Are you more likely to purchase an affordable and useful purse from a department store, a cotton fair trade eco-friendly bag in a specialized outlet, or a fancy Louis Vuitton hand bag? Are you into extreme sports or do you prefer taking a leisurely stroll in the city? Tofu sandwich or double cheeseburger?

Sociological research looks at how tastes and purchases often express life choices that allow us to identify with others who make similar choices, and to engage with them in common projects.

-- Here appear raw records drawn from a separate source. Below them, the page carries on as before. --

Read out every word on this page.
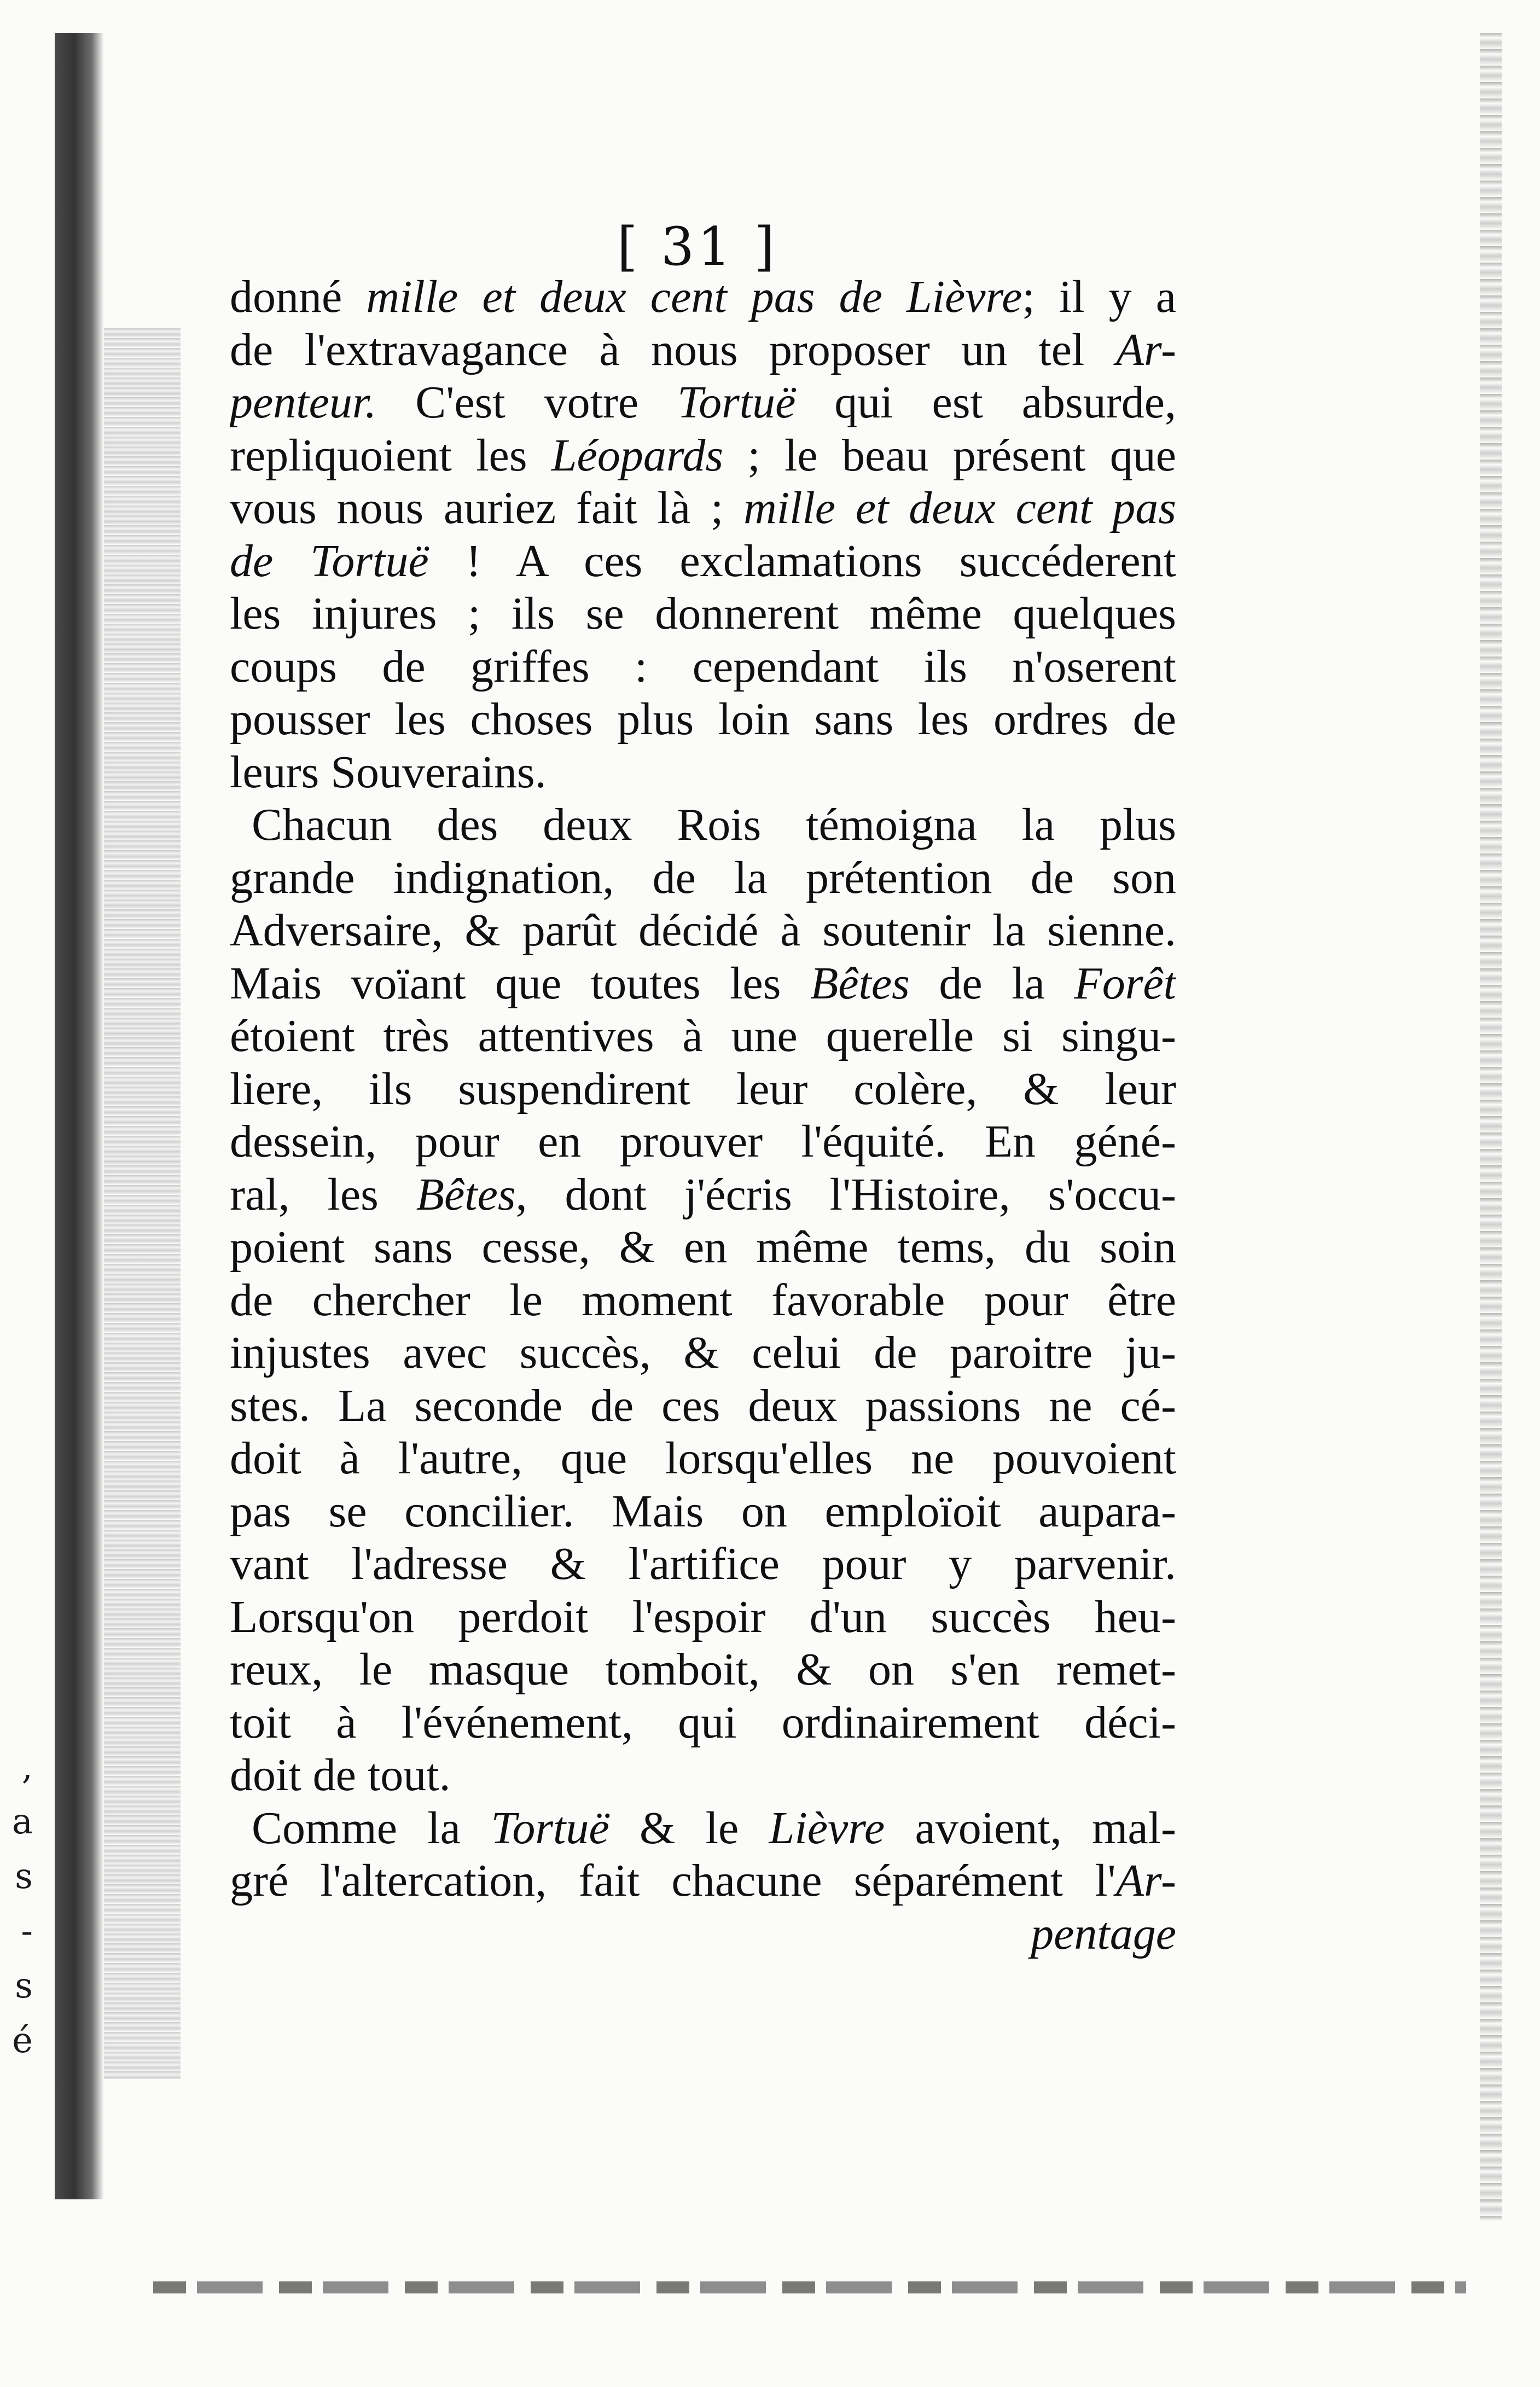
,
a
s
-
s
é
[ 31 ]
donné mille et deux cent pas de Lièvre; il y a
de l'extravagance à nous proposer un tel Ar-
penteur. C'est votre Tortuë qui est absurde,
repliquoient les Léopards ; le beau présent que
vous nous auriez fait là ; mille et deux cent pas
de Tortuë ! A ces exclamations succéderent
les injures ; ils se donnerent même quelques
coups de griffes : cependant ils n'oserent
pousser les choses plus loin sans les ordres de
leurs Souverains.
Chacun des deux Rois témoigna la plus
grande indignation, de la prétention de son
Adversaire, & parût décidé à soutenir la sienne.
Mais voïant que toutes les Bêtes de la Forêt
étoient très attentives à une querelle si singu-
liere, ils suspendirent leur colère, & leur
dessein, pour en prouver l'équité. En géné-
ral, les Bêtes, dont j'écris l'Histoire, s'occu-
poient sans cesse, & en même tems, du soin
de chercher le moment favorable pour être
injustes avec succès, & celui de paroitre ju-
stes. La seconde de ces deux passions ne cé-
doit à l'autre, que lorsqu'elles ne pouvoient
pas se concilier. Mais on emploïoit aupara-
vant l'adresse & l'artifice pour y parvenir.
Lorsqu'on perdoit l'espoir d'un succès heu-
reux, le masque tomboit, & on s'en remet-
toit à l'événement, qui ordinairement déci-
doit de tout.
Comme la Tortuë & le Lièvre avoient, mal-
gré l'altercation, fait chacune séparément l'Ar-
pentage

At the same time, our tastes also differentiate us form those who do not like what we like.

Sociologists are interested in understanding how taste contributes to the formation of our identities.

If race is just about physical differences would accepting these differences permit us to overcome racism?

Skin colour is sometimes taken to be an undeniable and objective fact: as result terms such as “black” or “white” appear natural.

However, a social-historical exploration of the different meanings associated with the idea of race from the 15th century to present day reveals that such terms have not always had the same meaning we attribute to them today.
Sociology can reveal how traits and social markers such as physical features, skin colour, dress or other carriers of individual and collective identity, are in fact the product of social conventions and not of actual biological differences in race.

By drawing attention to the impact of simple terms we take for granted, sociology provides an invaluable contribution to ongoing social and scholarly debates about race.